He added: “Project V fulfils our ambition to sustainably grow the company and explore electrification simultaneously. Subject to the next phases of development and technical capability, Project V could be brought to market towards the end of 2025 or early 2026 with a target price starting from less than £80,000.”
Anthony Jannarelly, Chief Designer for Project V, added: “A Caterham Seven’s design is simple and minimalist, it’s designed for its intended function, to be lightweight and fun to drive.
“With Project V, we’re applying this philosophy to the sports coupé architecture to create a seducing and timeless silhouette. Every single feature has to justify itself from a weight perspective to maintain lightness and optimise driver engagement.”

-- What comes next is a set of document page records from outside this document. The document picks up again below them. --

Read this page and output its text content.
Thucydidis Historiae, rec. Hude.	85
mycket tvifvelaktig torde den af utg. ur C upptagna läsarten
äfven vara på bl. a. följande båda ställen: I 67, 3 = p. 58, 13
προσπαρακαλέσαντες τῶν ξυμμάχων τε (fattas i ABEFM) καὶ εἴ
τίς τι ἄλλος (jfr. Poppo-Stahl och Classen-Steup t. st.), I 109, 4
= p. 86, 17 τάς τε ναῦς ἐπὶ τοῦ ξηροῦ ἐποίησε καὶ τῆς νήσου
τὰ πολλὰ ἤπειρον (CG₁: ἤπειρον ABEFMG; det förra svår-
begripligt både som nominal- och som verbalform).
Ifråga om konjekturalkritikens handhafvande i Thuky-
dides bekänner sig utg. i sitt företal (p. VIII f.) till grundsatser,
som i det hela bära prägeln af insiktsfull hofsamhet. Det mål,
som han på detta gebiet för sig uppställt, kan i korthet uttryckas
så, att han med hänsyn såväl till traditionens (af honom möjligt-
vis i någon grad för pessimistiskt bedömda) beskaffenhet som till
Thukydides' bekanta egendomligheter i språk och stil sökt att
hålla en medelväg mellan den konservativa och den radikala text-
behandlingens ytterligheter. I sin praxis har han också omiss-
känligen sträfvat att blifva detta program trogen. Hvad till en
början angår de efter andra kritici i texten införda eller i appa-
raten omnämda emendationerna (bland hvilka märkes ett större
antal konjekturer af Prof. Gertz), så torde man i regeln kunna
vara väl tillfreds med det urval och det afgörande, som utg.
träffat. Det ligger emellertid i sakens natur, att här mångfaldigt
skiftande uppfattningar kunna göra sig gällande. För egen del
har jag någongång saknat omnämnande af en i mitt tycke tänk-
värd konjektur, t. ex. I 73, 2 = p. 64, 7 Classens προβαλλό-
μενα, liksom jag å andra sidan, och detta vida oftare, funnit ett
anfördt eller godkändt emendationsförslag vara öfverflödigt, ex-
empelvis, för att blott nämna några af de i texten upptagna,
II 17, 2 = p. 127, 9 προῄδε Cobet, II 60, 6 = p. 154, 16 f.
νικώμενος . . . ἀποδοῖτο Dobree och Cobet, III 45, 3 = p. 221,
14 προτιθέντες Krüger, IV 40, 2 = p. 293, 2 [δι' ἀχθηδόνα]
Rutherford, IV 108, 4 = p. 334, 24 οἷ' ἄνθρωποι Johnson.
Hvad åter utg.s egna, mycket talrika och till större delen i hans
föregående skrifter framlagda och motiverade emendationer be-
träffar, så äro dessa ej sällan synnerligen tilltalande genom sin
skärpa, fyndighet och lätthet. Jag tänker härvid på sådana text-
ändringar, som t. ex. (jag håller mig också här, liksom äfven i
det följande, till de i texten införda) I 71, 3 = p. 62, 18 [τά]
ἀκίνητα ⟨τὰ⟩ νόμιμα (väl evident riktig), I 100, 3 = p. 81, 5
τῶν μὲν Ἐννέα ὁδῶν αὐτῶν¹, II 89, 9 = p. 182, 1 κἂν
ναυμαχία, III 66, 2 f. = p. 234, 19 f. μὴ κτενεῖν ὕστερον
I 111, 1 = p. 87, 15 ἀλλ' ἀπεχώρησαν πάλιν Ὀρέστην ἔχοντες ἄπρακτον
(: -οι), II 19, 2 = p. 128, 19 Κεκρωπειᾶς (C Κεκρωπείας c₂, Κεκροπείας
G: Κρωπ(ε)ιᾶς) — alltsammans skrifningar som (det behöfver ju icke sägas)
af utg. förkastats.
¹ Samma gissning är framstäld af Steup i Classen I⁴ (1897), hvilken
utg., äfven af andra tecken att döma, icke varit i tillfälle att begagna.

According to Laishley, the aim of Caterham in designing the Project V was to make a car “that works as well for trips to the shops, or the school run, as it does for Sunday morning sprints”. How did they do it? “By using a more practical coupé body style and by exploiting the packaging benefits of an EV”, he said.
“Project V isn’t instead of Seven, it’s complimentary to it, and we believe that by retaining the core Caterham values, it will appeal to both our existing customer base and attract new fans to the brand,” the CEO added.
The electric concept car made its debut last week at Goodwood, and Caterham insists that this time, it will actually turn it into a production model, after coming close by partnering with Alpine for developing the A110. However, the deal didn’t go anywhere and left cash-strapped Caterham with nothing but a prototype.
The company has set a target for bringing it to market, late 2025 or early 2026. We’ll be paying close attention.